Later I looked and buyer had paid $230,000 AS-IS. So i was not to far off considering the condition C5-6. Renovator was keeping a portion of orig house and adding addition and total top to bottom renovation.
 
OK, question little off track from the extraction method. But I do use multiple new construction if possible or a mix or just existing. I really depends on whats available.

But i have a question related to vacant lot sale. I have one area where its getting bat chit crazy where buyers are desperate to buy anything. Demand is way above supply. It is a mix of mostly old 1920'2+ bungalow, craftsman, and some mid fifty's style.

In this area I have four recent vacant lot sale. The price paid per sft is pretty consistent between them. OK, so this seems like the Gold Standard.

Here is my question in this context; Vacant Ready for improvement. - Do i subtract the tap Fee's?

Tap fees are relatively expensive $3000-$3500 Once paid they are always paid. but as a percentage of the lot sale prices averaged $200,000 for each lot they are fairly low.

On the vacant land sales (comps), have the Tap Fee's been paid ?
In some of the assessment appeals cases I've done, the assessor will add, 10-30% for improvements; IMO are we then getting into Line Items that would require support for that and may open a can of worms for the development stage; (IE: costs of permits etc) and how the potential Buyer/Lender perceives these.

What is interesting in the RC is the depreciation, many factors to consider and age/life methods.

Just a thought, but if your Mortgage is $200,000 the Insurance covers that amount; it does not separate out the Land Value, it covers the debt.
 
Just a thought, but if your Mortgage is $200,000 the Insurance covers that amount; it does not separate out the Land Value, it covers the debt.
I'm not claiming SME AT ALL on the insurance thing, but that is interesting.
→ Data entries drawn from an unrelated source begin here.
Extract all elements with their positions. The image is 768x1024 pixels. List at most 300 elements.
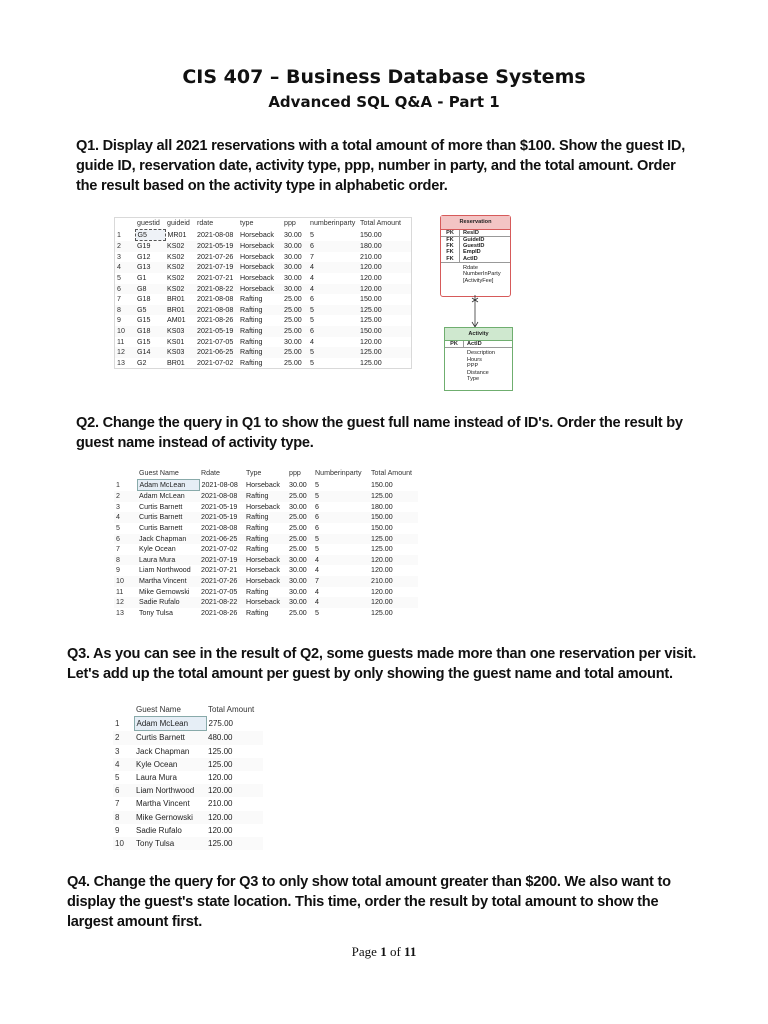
column-header [113, 703, 134, 717]
column-header: Total Amount [360, 219, 402, 228]
row-number: 8 [114, 555, 137, 566]
table-cell: 2021-08-08 [197, 230, 234, 239]
table-row [114, 555, 418, 566]
document-title: CIS 407 – Business Database Systems [182, 66, 586, 88]
table-cell: G8 [135, 284, 165, 295]
table-header-row [114, 468, 418, 479]
table-cell: KS02 [165, 284, 195, 295]
table-cell: Rafting [240, 358, 263, 367]
table-cell: Horseback [240, 230, 274, 239]
column-header: rdate [197, 219, 214, 228]
table-cell: 2021-05-19 [199, 512, 244, 523]
row-number: 10 [114, 576, 137, 587]
row-number: 13 [117, 358, 125, 367]
column-header: Total Amount [208, 705, 255, 715]
table-cell: Rafting [238, 305, 282, 316]
activity-pk: ActID [467, 341, 482, 347]
table-cell: AM01 [167, 316, 186, 325]
document-subtitle: Advanced SQL Q&A - Part 1 [268, 93, 500, 111]
table-cell: 2021-05-19 [201, 502, 238, 511]
table-cell: 2021-08-08 [201, 523, 238, 532]
table-cell: 2021-07-21 [201, 566, 238, 575]
column-header: guestid [137, 219, 160, 227]
table-cell: 5 [308, 305, 358, 316]
table-cell: 30.00 [289, 566, 307, 575]
table-cell: 120.00 [360, 337, 382, 346]
table-cell: 120.00 [371, 566, 393, 575]
table-cell: 2021-08-26 [197, 316, 234, 325]
table-cell: Curtis Barnett [134, 731, 206, 745]
table-cell: 30.00 [282, 262, 308, 273]
column-header [115, 218, 135, 229]
row-number: 13 [116, 608, 124, 617]
entity-attribute: [ActivityFee] [463, 277, 494, 284]
row-number: 7 [117, 295, 121, 304]
table-row [115, 273, 411, 284]
row-number: 6 [114, 534, 137, 545]
table-row [114, 523, 418, 534]
reservation-fk-row [441, 256, 510, 262]
table-cell: 210.00 [369, 576, 418, 587]
page-footer [0, 944, 768, 960]
row-number: 3 [115, 746, 120, 756]
table-cell: Horseback [246, 502, 280, 511]
of-word: of [389, 944, 401, 959]
activity-entity [444, 327, 513, 391]
row-number: 6 [115, 284, 135, 295]
reservation-fk: GuideID [463, 237, 485, 243]
table-cell: 2021-06-25 [195, 347, 238, 358]
table-cell: 120.00 [358, 284, 411, 295]
table-row [115, 229, 411, 241]
activity-entity-title: Activity [445, 328, 512, 341]
table-cell: 7 [313, 576, 369, 587]
table-cell: 150.00 [371, 480, 393, 489]
table-cell: Adam McLean [137, 479, 199, 491]
row-number: 12 [114, 597, 137, 608]
table-cell: 6 [310, 295, 314, 304]
row-number: 2 [115, 241, 135, 252]
row-number: 3 [116, 502, 120, 511]
table-cell: 125.00 [369, 534, 418, 545]
table-cell: MR01 [167, 230, 187, 239]
table-cell: Horseback [244, 597, 287, 608]
table-cell: Mike Gernowski [139, 587, 190, 596]
table-cell: 4 [313, 597, 369, 608]
table-row [114, 534, 418, 545]
table-cell: KS03 [165, 326, 195, 337]
query-result-table-2 [114, 468, 418, 618]
table-cell: 180.00 [371, 502, 393, 511]
table-cell: 5 [310, 230, 314, 239]
table-row [115, 294, 411, 305]
result-grid-3 [113, 703, 263, 850]
table-row [113, 717, 263, 731]
table-cell: 30.00 [287, 576, 313, 587]
table-row [113, 745, 263, 758]
table-cell: 2021-07-02 [201, 545, 238, 554]
table-cell: 2021-07-26 [199, 576, 244, 587]
table-row [114, 502, 418, 513]
page-word: Page [351, 944, 377, 959]
result-grid-1 [115, 218, 411, 368]
table-cell: 120.00 [206, 784, 263, 797]
table-cell: 30.00 [282, 241, 308, 252]
table-cell: 120.00 [208, 773, 233, 783]
table-cell: 2021-08-26 [201, 608, 238, 617]
row-number: 4 [114, 512, 137, 523]
table-cell: Martha Vincent [136, 799, 190, 809]
reservation-fk: EmpID [463, 249, 481, 256]
table-cell: 2021-07-02 [197, 358, 234, 367]
reservation-fk: GuestID [463, 243, 485, 250]
table-cell: Horseback [244, 555, 287, 566]
table-cell: 480.00 [206, 731, 263, 745]
table-cell: 6 [308, 241, 358, 252]
table-row [113, 784, 263, 797]
table-cell: Rafting [238, 326, 282, 337]
table-cell: Horseback [244, 576, 287, 587]
table-cell: Rafting [246, 545, 269, 554]
table-header-row [113, 703, 263, 717]
table-cell: 2021-05-19 [195, 241, 238, 252]
table-cell: 275.00 [208, 719, 233, 729]
row-number: 3 [117, 252, 121, 261]
table-cell: Sadie Rufalo [136, 825, 182, 835]
table-cell: 6 [313, 512, 369, 523]
table-cell: 2021-08-08 [201, 480, 238, 489]
row-number: 6 [113, 784, 134, 797]
table-cell: 4 [308, 284, 358, 295]
table-cell: Rafting [246, 587, 269, 596]
table-cell: Jack Chapman [136, 746, 190, 756]
table-cell: 30.00 [289, 480, 307, 489]
table-row [115, 326, 411, 337]
table-cell: 2021-07-05 [197, 337, 234, 346]
table-cell: 30.00 [282, 284, 308, 295]
reservation-attribute-list [441, 263, 510, 285]
table-cell: 120.00 [371, 587, 393, 596]
table-cell: 2021-07-05 [201, 587, 238, 596]
table-cell: G5 [135, 229, 165, 241]
question-4: Q4. Change the query for Q3 to only show total amount greater than $200. We also want to display the guest's state location. This time, order the result by total amount to show the largest amount first. [67, 874, 671, 930]
table-row [115, 262, 411, 273]
table-row [114, 597, 418, 608]
table-cell: KS02 [167, 273, 185, 282]
entity-attribute: PPP [467, 363, 479, 369]
table-cell: Jack Chapman [137, 534, 199, 545]
table-cell: Laura Mura [137, 555, 199, 566]
table-cell: 150.00 [369, 512, 418, 523]
table-row [115, 337, 411, 348]
page-total: 11 [404, 944, 417, 959]
entity-attribute: Distance [467, 369, 489, 376]
table-cell: 125.00 [360, 358, 382, 367]
table-cell: 7 [310, 252, 314, 261]
pk-label: PK [445, 341, 464, 347]
table-cell: 150.00 [371, 523, 393, 532]
row-number: 2 [113, 731, 134, 745]
table-cell: Sadie Rufalo [137, 597, 199, 608]
row-number: 1 [116, 480, 120, 489]
page-number: 1 [380, 944, 387, 959]
table-header-row [115, 218, 411, 229]
column-header: numberinparty [310, 219, 356, 228]
row-number: 12 [115, 347, 135, 358]
column-header: Numberinparty [315, 469, 362, 478]
table-cell: 120.00 [206, 811, 263, 824]
table-cell: 2021-07-21 [197, 273, 234, 282]
table-cell: 30.00 [284, 273, 302, 282]
table-cell: 120.00 [358, 262, 411, 273]
table-cell: Curtis Barnett [139, 523, 183, 532]
table-cell: 30.00 [289, 502, 307, 511]
table-cell: 2021-07-19 [195, 262, 238, 273]
table-cell: 30.00 [284, 230, 302, 239]
entity-attribute: Rdate [463, 264, 478, 271]
table-row [114, 576, 418, 587]
table-cell: Kyle Ocean [139, 545, 176, 554]
table-cell: Adam McLean [134, 717, 206, 731]
table-cell: BR01 [167, 295, 185, 304]
table-row [115, 305, 411, 316]
table-cell: 5 [310, 358, 314, 367]
table-cell: 125.00 [371, 545, 393, 554]
table-cell: 2021-08-22 [195, 284, 238, 295]
table-row [114, 608, 418, 619]
table-row [114, 565, 418, 576]
table-cell: 2021-06-25 [199, 534, 244, 545]
table-cell: Rafting [240, 295, 263, 304]
row-number: 1 [117, 230, 121, 239]
pk-label: PK [441, 230, 460, 236]
table-cell: Curtis Barnett [137, 512, 199, 523]
entity-attribute: Type [467, 376, 480, 382]
table-cell: 2021-08-22 [199, 597, 244, 608]
table-cell: 125.00 [358, 347, 411, 358]
reservation-entity [440, 215, 511, 297]
table-cell: KS03 [165, 347, 195, 358]
query-result-table-1 [114, 217, 412, 369]
column-header: ppp [289, 469, 301, 478]
table-cell: 25.00 [289, 608, 307, 617]
table-cell: Mike Gernowski [134, 811, 206, 824]
table-cell: 125.00 [208, 746, 233, 756]
table-cell: 25.00 [282, 305, 308, 316]
table-cell: G18 [137, 295, 151, 304]
column-header: Type [246, 469, 262, 478]
table-cell: Horseback [238, 284, 282, 295]
table-cell: 120.00 [208, 825, 233, 835]
table-cell: 25.00 [282, 347, 308, 358]
row-number: 5 [115, 773, 120, 783]
table-cell: Liam Northwood [139, 566, 191, 575]
table-cell: 120.00 [369, 597, 418, 608]
column-header: Rdate [201, 469, 220, 478]
table-cell: KS01 [167, 337, 185, 346]
table-cell: 5 [313, 491, 369, 502]
table-cell: 25.00 [287, 512, 313, 523]
table-cell: 210.00 [208, 799, 233, 809]
table-cell: G19 [135, 241, 165, 252]
table-cell: Horseback [238, 262, 282, 273]
table-cell: 30.00 [289, 587, 307, 596]
reservation-pk: ResID [463, 230, 479, 236]
table-row [114, 512, 418, 523]
table-cell: 120.00 [360, 273, 382, 282]
table-cell: Rafting [246, 608, 269, 617]
table-cell: 5 [313, 534, 369, 545]
table-row [113, 797, 263, 810]
table-cell: 4 [315, 587, 319, 596]
table-cell: 150.00 [358, 326, 411, 337]
table-cell: 4 [308, 262, 358, 273]
row-number: 5 [117, 273, 121, 282]
table-row [113, 837, 263, 850]
table-cell: BR01 [167, 358, 185, 367]
table-cell: Adam McLean [137, 491, 199, 502]
table-cell: Horseback [240, 273, 274, 282]
activity-attribute-list [445, 348, 512, 383]
column-header [114, 468, 137, 479]
row-number: 5 [116, 523, 120, 532]
table-cell: 5 [315, 545, 319, 554]
fk-label: FK [441, 249, 460, 255]
table-cell: 125.00 [369, 491, 418, 502]
row-number: 11 [116, 587, 124, 596]
table-cell: 6 [315, 502, 319, 511]
table-cell: G1 [137, 273, 147, 282]
table-cell: 120.00 [369, 555, 418, 566]
table-cell: Rafting [240, 316, 263, 325]
table-cell: 4 [310, 273, 314, 282]
relationship-connector [470, 295, 482, 328]
column-header: guideid [167, 219, 190, 228]
table-cell: Liam Northwood [134, 784, 206, 797]
table-row [115, 315, 411, 326]
table-cell: 25.00 [289, 523, 307, 532]
table-cell: 25.00 [284, 358, 302, 367]
table-cell: Rafting [246, 523, 269, 532]
result-grid-2 [114, 468, 418, 618]
table-cell: 25.00 [282, 326, 308, 337]
table-cell: 150.00 [360, 295, 382, 304]
table-row [115, 252, 411, 263]
table-cell: Rafting [240, 337, 263, 346]
table-cell: Rafting [238, 347, 282, 358]
row-number: 8 [113, 811, 134, 824]
table-cell: G18 [135, 326, 165, 337]
row-number: 9 [115, 825, 120, 835]
entity-attribute: NumberInParty [463, 271, 501, 278]
table-row [114, 491, 418, 502]
table-cell: 30.00 [287, 597, 313, 608]
table-cell: 30.00 [287, 555, 313, 566]
table-row [115, 241, 411, 252]
column-header: Guest Name [139, 469, 179, 477]
fk-label: FK [441, 243, 460, 249]
reservation-fk: ActID [463, 255, 478, 262]
table-cell: 25.00 [289, 545, 307, 554]
query-result-table-3 [113, 703, 263, 850]
table-cell: KS02 [165, 241, 195, 252]
column-header: type [240, 219, 254, 228]
row-number: 11 [117, 337, 125, 346]
table-cell: 150.00 [360, 230, 382, 239]
table-cell: 125.00 [206, 758, 263, 771]
table-cell: 30.00 [284, 337, 302, 346]
table-cell: Curtis Barnett [139, 502, 183, 511]
row-number: 9 [117, 316, 121, 325]
table-cell: Horseback [238, 241, 282, 252]
table-cell: 25.00 [287, 491, 313, 502]
table-cell: 210.00 [360, 252, 382, 261]
row-number: 4 [113, 758, 134, 771]
table-cell: 2021-08-08 [197, 295, 234, 304]
row-number: 2 [114, 491, 137, 502]
table-cell: 125.00 [358, 305, 411, 316]
table-row [113, 811, 263, 824]
table-cell: 4 [315, 566, 319, 575]
reservation-fk-list [441, 237, 510, 263]
table-cell: 5 [308, 347, 358, 358]
table-row [113, 731, 263, 745]
row-number: 10 [115, 326, 135, 337]
table-cell: 4 [310, 337, 314, 346]
table-cell: 2021-05-19 [195, 326, 238, 337]
entity-attribute: Hours [467, 356, 482, 363]
row-number: 7 [115, 799, 120, 809]
table-row [115, 284, 411, 295]
table-cell: Rafting [244, 512, 287, 523]
row-number: 10 [113, 837, 134, 850]
fk-label: FK [441, 237, 460, 243]
table-row [115, 347, 411, 358]
table-cell: 5 [310, 316, 314, 325]
question-2: Q2. Change the query in Q1 to show the guest full name instead of ID's. Order the result by guest name instead of activity type. [76, 415, 683, 451]
column-header: ppp [284, 219, 296, 228]
table-row [113, 824, 263, 837]
table-cell: Rafting [244, 491, 287, 502]
question-1: Q1. Display all 2021 reservations with a total amount of more than $100. Show the guest ID, guide ID, reservation date, activity type, ppp, number in party, and the total amount. Order the result based on the activity type in alphabetic order. [76, 138, 686, 194]
table-cell: 30.00 [284, 252, 302, 261]
table-row [113, 758, 263, 771]
table-cell: BR01 [165, 305, 195, 316]
table-cell: 6 [315, 523, 319, 532]
table-cell: 5 [315, 608, 319, 617]
entity-attribute: Description [467, 350, 495, 356]
table-cell: Horseback [246, 480, 280, 489]
table-cell: 5 [315, 480, 319, 489]
table-cell: 4 [313, 555, 369, 566]
table-cell: 25.00 [287, 534, 313, 545]
table-cell: Kyle Ocean [134, 758, 206, 771]
table-cell: 125.00 [360, 316, 382, 325]
table-cell: 2021-08-08 [195, 305, 238, 316]
table-cell: G15 [137, 337, 151, 346]
table-cell: Tony Tulsa [139, 608, 173, 617]
table-cell: 2021-08-08 [199, 491, 244, 502]
table-cell: KS02 [167, 252, 185, 261]
question-3: Q3. As you can see in the result of Q2, some guests made more than one reservation per visit. Let's add up the total amount per guest by only showing the guest name and total amount. [67, 646, 697, 682]
table-cell: Laura Mura [136, 773, 177, 783]
table-cell: 25.00 [284, 295, 302, 304]
table-cell: G14 [135, 347, 165, 358]
table-cell: 6 [308, 326, 358, 337]
table-cell: Rafting [244, 534, 287, 545]
row-number: 1 [115, 719, 120, 729]
reservation-entity-title: Reservation [441, 216, 510, 230]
Shouldn't it be for the replacement cost of the improvements? Sorry, but I have to claim ignorance on insurance stuff - other than knowing what I have to pay each year...:rof:
 
If my clients want an opinion insurable value I give them that. The off-label usage of the CA to MV is not something I want to enable. This is where playing the 20 questions game to suss out their expectations becomes useful. I also never do the 60-second CA.
 
I get insurable value from our perspective - I just wasn't sure what the insurance covered. Doesn't seem like we'd have to pay insurance for the lot value as well, but I certainly could be wrong about that.
 
The insurable value is up to the property owner and their insurance agent to figure out.
Also, notable is that the reconstruction cost of a partial loss is much higher than the replacement cost new of a building and that is recognized by cost books that contain costs for new construction and costs for remodel and reconstruction values.

The bank isn't interested in the value of the house. They concentrate on the total money lent. The HO, otoh, should be concerned about the cost to reconstruct the house if it burned to the ground and that often if more than the cost to build a building on a bare lot. The RCN does not cover removing the burnt debris, etc.
 
I never really thought of it like that, but yeah, you're right. Now that you mention it that goes for the Income Approach too.